There is no excuse for the vulgar, drunken and violent acts committed by former Nebraska defensive tackle Christian Peter, who during his five years in Lincoln was arrested eight times and convicted four times on charges ranging from public urination to third-degree sexual assault for groping a woman in a bar. He is also being sued by a woman who says he raped her twice. Facing public outrage after drafting Peter last April, the Patriots relinquished rights to him three days later.
Since then, Peter has been trying to get his life in order. He enrolled at Fairleigh Dickinson to study hotel and restaurant management. He attends counseling to address his alcohol abuse, his abusive treatment of women and his attention deficit disorder. He has also been punished for his various offenses, paying small fines for two violations, spending 10 days in a Kearney, Neb., jail for grabbing a woman by the neck in a bar, and completing 18 months' probation on the sexual-assault conviction.
Peter has earned what the New York Giants are giving him—another chance. The Giants say they will sign Peter to a contract at the end of this season if he stays out of trouble. The contract will include a one-strike-and-you're-out stipulation.
Peter has done his time, and New York will afford him an opportunity to get on with his life. Understandably, there will be protests. But the Giants are doing this right, requiring Peter to spend the next six months proving he's a changed person before he steps onto a football field. "Since Christian has been in his counseling program, he hasn't slipped up once," says New York general manager George Young. "If someone wants something badly enough, he'll pay the price."
The Cobb County Agenda
The Atlanta Committee for the Olympic Games (ACOG) made headlines in 1994 when it moved the site of the volleyball competition out of Cobb County after the county passed a "family values" resolution that proclaimed homosexuality incompatible with community standards. ACOG, it appeared, was taking a laudable stand against intolerance. Regrettably, it turns out that was not what the committee was doing at all.

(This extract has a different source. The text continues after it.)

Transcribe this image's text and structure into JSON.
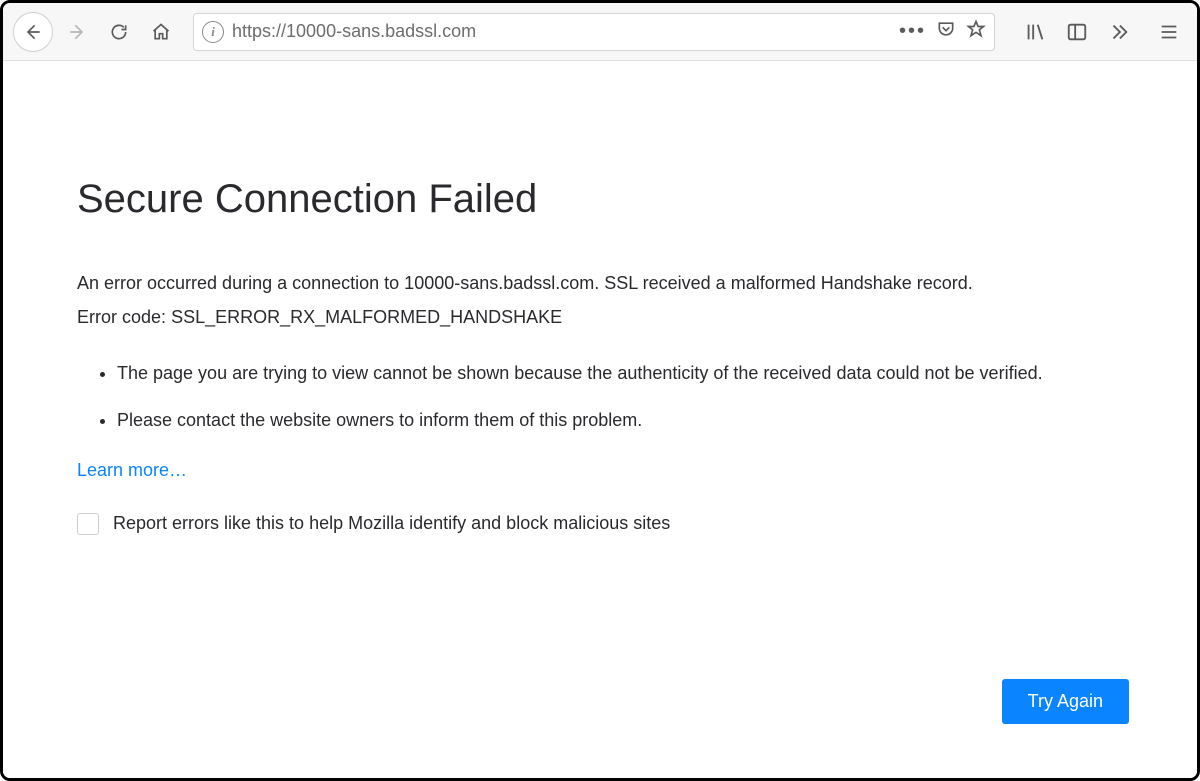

Writing in The Atlanta Journal-Constitution this month, Dick Yarbrough, ACOG's head publicist, explained that keeping volleyball in Cobb would have meant "giving gay rights advocates the highest-profile platform from which to rally their troops worldwide. So we moved the event." Thereby keeping the Games and gays out of Cobb County.
Scuttling the Pirates
After 110 seasons in the National League, the Pittsburgh Pirates are baseball's worst-case scenario: a small-market franchise with underfunded ownership fielding an uncompetitive team in a large and charmless multipurpose stadium. The Pirates need help from the game's profitable franchises, which would have been forthcoming had not the owners failed on Nov. 15 to ratify a labor agreement hammered out by their lead negotiator. And the Bucs need to drum up public financial support for a new stadium. Without that assistance, baseball in Pittsburgh—a legacy that has passed from Honus Wagner to Pie Traynor to Roberto Clemente to Barry Bonds—will continue its slide.